Even though end-to-end supervised learning has shown promising results for sensorimotor control of self-driving cars, its performance is greatly affected by the weather conditions under which it was trained, showing poor generalization to unseen conditions. In this paper, we show how knowledge can be transferred using semantic maps to new weather conditions without the need to obtain new ground truth data.

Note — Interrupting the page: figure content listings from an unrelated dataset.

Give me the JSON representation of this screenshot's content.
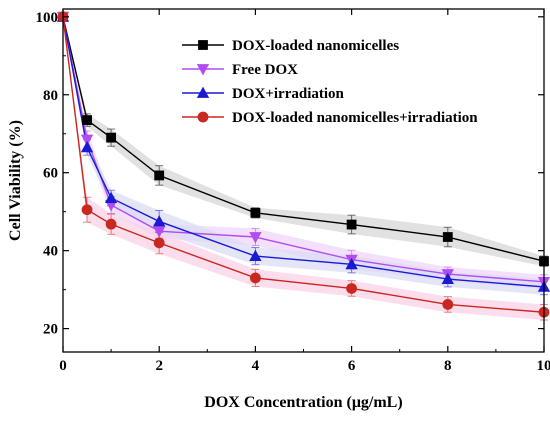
{
  "chart_data": {
    "type": "line",
    "xlabel": "DOX Concentration (μg/mL)",
    "ylabel": "Cell Viability (%)",
    "xlim": [
      0,
      10
    ],
    "ylim": [
      14,
      102
    ],
    "xticks": [
      0,
      2,
      4,
      6,
      8,
      10
    ],
    "yticks": [
      20,
      40,
      60,
      80,
      100
    ],
    "grid": false,
    "legend_position": "top-right",
    "series": [
      {
        "name": "DOX-loaded nanomicelles",
        "color": "#000000",
        "band_color": "#d7d7d7",
        "marker": "square",
        "x": [
          0,
          0.5,
          1,
          2,
          4,
          6,
          8,
          10
        ],
        "y": [
          100,
          73.5,
          69,
          59.3,
          49.7,
          46.7,
          43.5,
          37.3
        ],
        "error": [
          0,
          1.6,
          2.2,
          2.5,
          1.3,
          2.4,
          2.5,
          1.3
        ]
      },
      {
        "name": "Free DOX",
        "color": "#b24cf0",
        "band_color": "#edd6fb",
        "marker": "triangle-down",
        "x": [
          0,
          0.5,
          1,
          2,
          4,
          6,
          8,
          10
        ],
        "y": [
          100,
          68.5,
          51.7,
          45,
          43.5,
          37.7,
          34,
          32
        ],
        "error": [
          0,
          2.2,
          2.2,
          1.8,
          2.2,
          2.4,
          1.8,
          1.8
        ]
      },
      {
        "name": "DOX+irradiation",
        "color": "#1a1ad4",
        "band_color": "#dcdcf6",
        "marker": "triangle-up",
        "x": [
          0,
          0.5,
          1,
          2,
          4,
          6,
          8,
          10
        ],
        "y": [
          100,
          66.5,
          53.5,
          47.5,
          38.6,
          36.5,
          32.7,
          30.7
        ],
        "error": [
          0,
          2.0,
          2.0,
          2.8,
          2.2,
          2.2,
          2.0,
          2.0
        ]
      },
      {
        "name": "DOX-loaded nanomicelles+irradiation",
        "color": "#c8281e",
        "band_color": "#fbd2e8",
        "marker": "circle",
        "x": [
          0,
          0.5,
          1,
          2,
          4,
          6,
          8,
          10
        ],
        "y": [
          100,
          50.5,
          46.8,
          42,
          33,
          30.3,
          26.2,
          24.2
        ],
        "error": [
          0,
          3.2,
          2.6,
          2.8,
          2.2,
          2.0,
          2.0,
          2.0
        ]
      }
    ]
  }
}
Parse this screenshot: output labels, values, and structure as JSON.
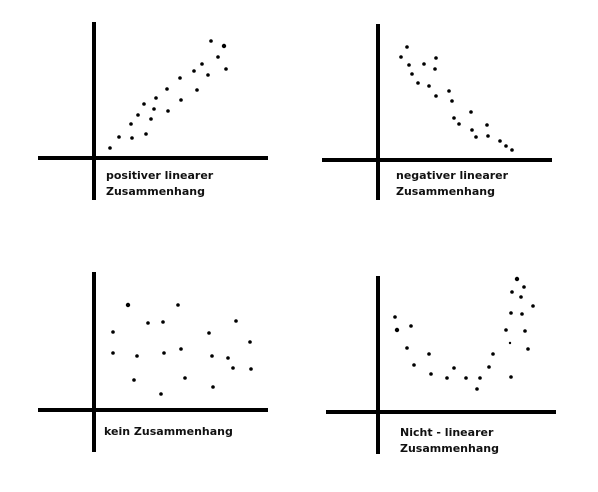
{
  "panels": [
    {
      "label_line1": "positiver linearer",
      "label_line2": "Zusammenhang"
    },
    {
      "label_line1": "negativer linearer",
      "label_line2": "Zusammenhang"
    },
    {
      "label_line1": "kein Zusammenhang",
      "label_line2": ""
    },
    {
      "label_line1": "Nicht - linearer",
      "label_line2": "Zusammenhang"
    }
  ],
  "colors": {
    "axis": "#000000",
    "dot": "#000000",
    "background": "#ffffff"
  }
}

To this end, we propose to divide the task of vehicle control into two independent modules: a control module which is only trained on one weather condition for which labeled steering data is available, and a perception module which is used as an interface between new weather conditions and the fixed control module. To generate the semantic data needed to train the perception module, we propose to use a generative adversarial network (GAN)-based model to retrieve the semantic information for the new conditions in an unsupervised manner. We introduce a master-servant architecture, where the master model (semantic labels available) trains the servant model (semantic labels not available). We show that our proposed method trained with ground truth data for a single weather condition is capable of achieving similar results on the task of steering angle prediction as an end-to-end model trained with ground truth data of 15 different weather conditions.